The case finds that the company had built and kept in repair bars across the plaintiffs’ road, on each side of the rail road, and that the road master and those in the employ of the defendants, had been accustomed, whenever they saw the bars down, to put them up in their place. From these facts the plaintiffs ask the Court to infer the existence of a contract by which the defendants have agreed at all times to put up the bars when found down. If the contract had been proved, it does no appear that the defendants or their servants were aware of their position or that from the length of time they had remained down, they were in fault for not knowing their situation and replacing them. But while a corporation may enter into engagements more or less onerous, their existence must be established by satisfactory proof. The evidence adduced wholly fails to satisfy us that any engagements of the nature supposed have been entered into. As remarked by *426Shaw, C. J., in Bradley v. The Boston & Maine Rail Road, 2 Cush. 537, “ the defendants may have done what they did for the better security of their own trains, or for the safety of their conductors and passengers.”
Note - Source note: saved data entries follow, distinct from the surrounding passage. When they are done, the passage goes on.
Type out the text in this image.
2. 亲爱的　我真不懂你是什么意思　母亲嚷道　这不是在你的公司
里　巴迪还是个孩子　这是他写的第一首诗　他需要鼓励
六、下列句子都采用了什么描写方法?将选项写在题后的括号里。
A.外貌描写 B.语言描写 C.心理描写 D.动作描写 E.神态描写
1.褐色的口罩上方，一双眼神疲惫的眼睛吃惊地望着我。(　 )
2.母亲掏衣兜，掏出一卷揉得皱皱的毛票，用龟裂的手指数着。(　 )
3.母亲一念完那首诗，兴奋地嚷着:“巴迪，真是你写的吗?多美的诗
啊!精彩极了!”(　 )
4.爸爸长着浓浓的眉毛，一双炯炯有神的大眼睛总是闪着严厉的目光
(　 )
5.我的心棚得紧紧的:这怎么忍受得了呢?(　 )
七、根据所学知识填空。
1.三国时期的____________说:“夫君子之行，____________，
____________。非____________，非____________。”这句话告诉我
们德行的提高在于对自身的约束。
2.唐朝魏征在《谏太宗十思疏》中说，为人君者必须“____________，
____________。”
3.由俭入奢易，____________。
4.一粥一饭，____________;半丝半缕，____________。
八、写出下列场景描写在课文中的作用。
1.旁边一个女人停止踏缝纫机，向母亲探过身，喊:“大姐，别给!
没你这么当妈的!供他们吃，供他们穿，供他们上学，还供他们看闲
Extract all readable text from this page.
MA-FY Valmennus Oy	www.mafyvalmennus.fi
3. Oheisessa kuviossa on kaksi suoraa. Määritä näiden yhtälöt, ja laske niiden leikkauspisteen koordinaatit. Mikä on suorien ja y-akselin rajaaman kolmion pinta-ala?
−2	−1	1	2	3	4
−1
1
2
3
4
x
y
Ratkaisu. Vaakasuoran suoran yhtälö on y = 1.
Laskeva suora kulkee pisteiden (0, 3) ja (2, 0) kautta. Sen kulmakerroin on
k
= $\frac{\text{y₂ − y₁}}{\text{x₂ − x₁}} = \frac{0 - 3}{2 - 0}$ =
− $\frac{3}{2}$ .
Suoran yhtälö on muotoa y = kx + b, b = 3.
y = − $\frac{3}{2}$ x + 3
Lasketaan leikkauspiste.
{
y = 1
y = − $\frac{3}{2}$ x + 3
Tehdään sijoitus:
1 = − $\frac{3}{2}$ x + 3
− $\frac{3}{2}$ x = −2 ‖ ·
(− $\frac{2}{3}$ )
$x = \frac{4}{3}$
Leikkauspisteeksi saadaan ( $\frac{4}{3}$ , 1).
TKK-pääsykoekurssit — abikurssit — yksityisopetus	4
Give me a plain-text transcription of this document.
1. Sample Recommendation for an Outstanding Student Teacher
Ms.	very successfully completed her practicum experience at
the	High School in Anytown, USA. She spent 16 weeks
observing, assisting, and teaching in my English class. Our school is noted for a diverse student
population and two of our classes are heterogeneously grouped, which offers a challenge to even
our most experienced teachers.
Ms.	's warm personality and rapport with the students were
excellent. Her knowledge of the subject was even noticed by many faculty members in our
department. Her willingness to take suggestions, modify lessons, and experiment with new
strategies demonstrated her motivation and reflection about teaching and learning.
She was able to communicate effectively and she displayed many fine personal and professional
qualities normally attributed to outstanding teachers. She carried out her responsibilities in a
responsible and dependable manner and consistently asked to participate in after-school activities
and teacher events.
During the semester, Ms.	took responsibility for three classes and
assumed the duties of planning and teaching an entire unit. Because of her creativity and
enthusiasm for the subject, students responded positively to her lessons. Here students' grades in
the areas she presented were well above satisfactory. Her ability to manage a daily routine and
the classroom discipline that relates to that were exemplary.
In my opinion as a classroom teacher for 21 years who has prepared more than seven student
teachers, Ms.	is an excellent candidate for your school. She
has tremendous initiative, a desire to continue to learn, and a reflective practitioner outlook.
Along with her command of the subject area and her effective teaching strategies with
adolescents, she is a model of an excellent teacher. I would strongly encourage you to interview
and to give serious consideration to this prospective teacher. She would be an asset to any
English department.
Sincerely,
It was held to be the duty of the rail road company in Quimby v. Vermont R. R. Co. 23 Verm. 393, to erect and maintain such fences and cattle guards upon the road as will prevent horses and other animals from passing .them. The statute of 1842, c. 9, § 6, requires every rail road corporation to erect and maintain substantial, legal and sufficient fences on each side of the land taken by them for their rail road, when the same passes through enclosed or improved lands. This duty, as between the corporation and their passengers, exists in full force at all times. If it be the duty of the defendants to maintain and replace the bars, when those for whose use a way is reserved, have taken them down, still it must coexist with the preservation of the entire rights of those for whom the reservation is made. Those who have an easement over the track of a rail road as well as the corporation, if they have rights to assert, have likewise duties to perform. While the plaintiffs may at any time take down the bars of their reserved way, it would be absurd to reqrrire the defendants to have a servant at all times ready to replace them. The plaintiffs must exercise their rights with a due regard to those of the defendants. Trow v. Vermont Central R. R., 6 Law Rep. N. S. 83; March v. N. Y. & E. R. R. 14 Barb. 364.
As the evidence leaves it entirely uncertain whether the injury was occasioned by the fault of the plaintifls or the negligence of the defendants, the action cannot be maintained.

Plaintiffs nonsuit.

Shepley, C. J., and Tenney and Howard, J. J., concurred.